Former Foreign Secretary Albert del Rosario, retired Associate Justice Antonio Carpio and, former Ombudsman Conchita Carpio Morales are urging the Duterte administration to bring the 2013 West Philippine Sea arbitral ruling to the United Nations General Assembly (UNGA).
UNGA will be holding its 75th regular session on September 15 at UN Headquarters in New York. “This is when the leaders of 193 countries troop to the UN to promote their respective positions before the global community of nations. This is when States, big and small, will have a full window to be heard,” the three said in a joint statement dated August 28.
“We, Filipinos, must not waste this chance to be heard,” they said adding that the Philippines has lost “so many opportunities by the shelving of the Arbitral Ruling since 2016.”
They added that they do not agree with Foreign Affairs Secretary Teddy Locsin Jr. when he said “we won it already. Why would you want to re-litigate something that you won?”
“Bringing the arbitral ruling to the UNGA is not re-litigating the case. It is enforcing what we already won. As international law does not have a world policeman, it is up to us to enforce the Arbitral Ruling by rallying other countries to our lawful position. If we do not help ourselves, how can we expect other countries to help us?” del Rosario, Carpio, and Morales said.
“When President Duterte decided to shelve the arbitral ruling, he also promised the Filipino people to raise the ruling at a ‘proper time.’ This coming September is his penultimate chance to fulfill his promise to the Filipino people,” they added.

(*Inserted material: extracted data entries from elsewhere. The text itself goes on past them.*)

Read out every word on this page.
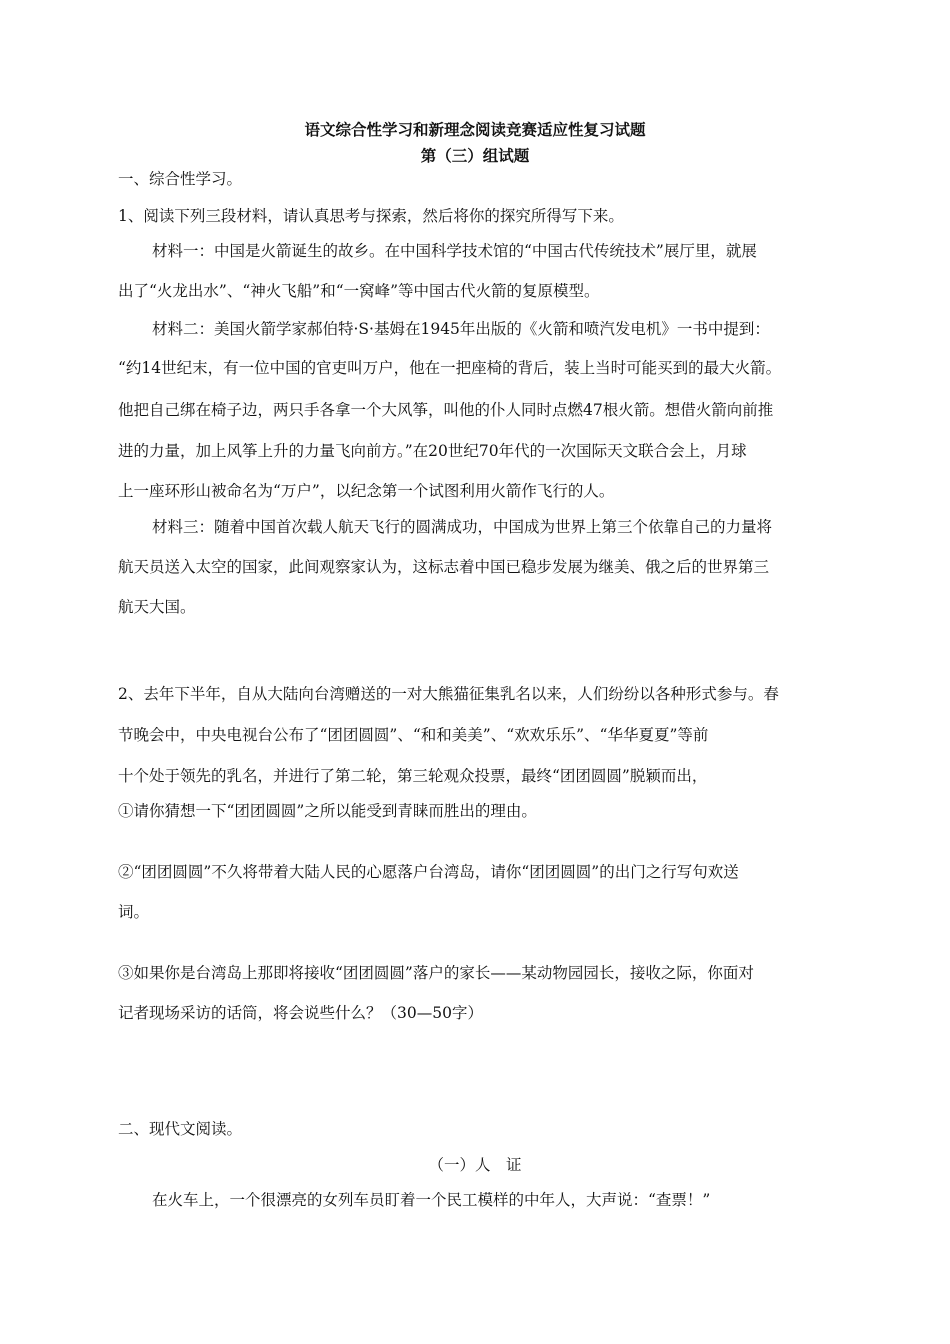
语文综合性学习和新理念阅读竞赛适应性复习试题
第（三）组试题
一、综合性学习。
1、阅读下列三段材料，请认真思考与探索，然后将你的探究所得写下来。
材料一：中国是火箭诞生的故乡。在中国科学技术馆的“中国古代传统技术”展厅里，就展
出了“火龙出水”、“神火飞船”和“一窝峰”等中国古代火箭的复原模型。
材料二：美国火箭学家郝伯特·S·基姆在1945年出版的《火箭和喷汽发电机》一书中提到：
“约14世纪末，有一位中国的官吏叫万户，他在一把座椅的背后，装上当时可能买到的最大火箭。
他把自己绑在椅子边，两只手各拿一个大风筝，叫他的仆人同时点燃47根火箭。想借火箭向前推
进的力量，加上风筝上升的力量飞向前方。”在20世纪70年代的一次国际天文联合会上，月球
上一座环形山被命名为“万户”，以纪念第一个试图利用火箭作飞行的人。
材料三：随着中国首次载人航天飞行的圆满成功，中国成为世界上第三个依靠自己的力量将
航天员送入太空的国家，此间观察家认为，这标志着中国已稳步发展为继美、俄之后的世界第三
航天大国。
2、去年下半年，自从大陆向台湾赠送的一对大熊猫征集乳名以来，人们纷纷以各种形式参与。春
节晚会中，中央电视台公布了“团团圆圆”、“和和美美”、“欢欢乐乐”、“华华夏夏”等前
十个处于领先的乳名，并进行了第二轮，第三轮观众投票，最终“团团圆圆”脱颖而出，
①请你猜想一下“团团圆圆”之所以能受到青睐而胜出的理由。
②“团团圆圆”不久将带着大陆人民的心愿落户台湾岛，请你“团团圆圆”的出门之行写句欢送
词。
③如果你是台湾岛上那即将接收“团团圆圆”落户的家长——某动物园园长，接收之际，你面对
记者现场采访的话筒，将会说些什么？（30—50字）
二、现代文阅读。
（一）人　证
在火车上，一个很漂亮的女列车员盯着一个民工模样的中年人，大声说：“查票！”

They noted that President Duterte must raise the Arbitral Award this September “as he will have just one more opportunity to gain the support of more countries next year in the same forum. If the Arbitral Ruling is raised this year, we are enabled to work multilaterally and bilaterally in preparation for UNGA 2021 when our chances will have significantly been improved.”
They also said that “our Arbitral Ruling was made under the auspices of the United Nations Convention on the Law of the Sea (UNCLOS). In the long run, how can 145 littoral states of 193 UN member nations vote against their national interest by going against UNCLOS which grants them considerable maritime areas and resources they previously did not enjoy?” the three explained.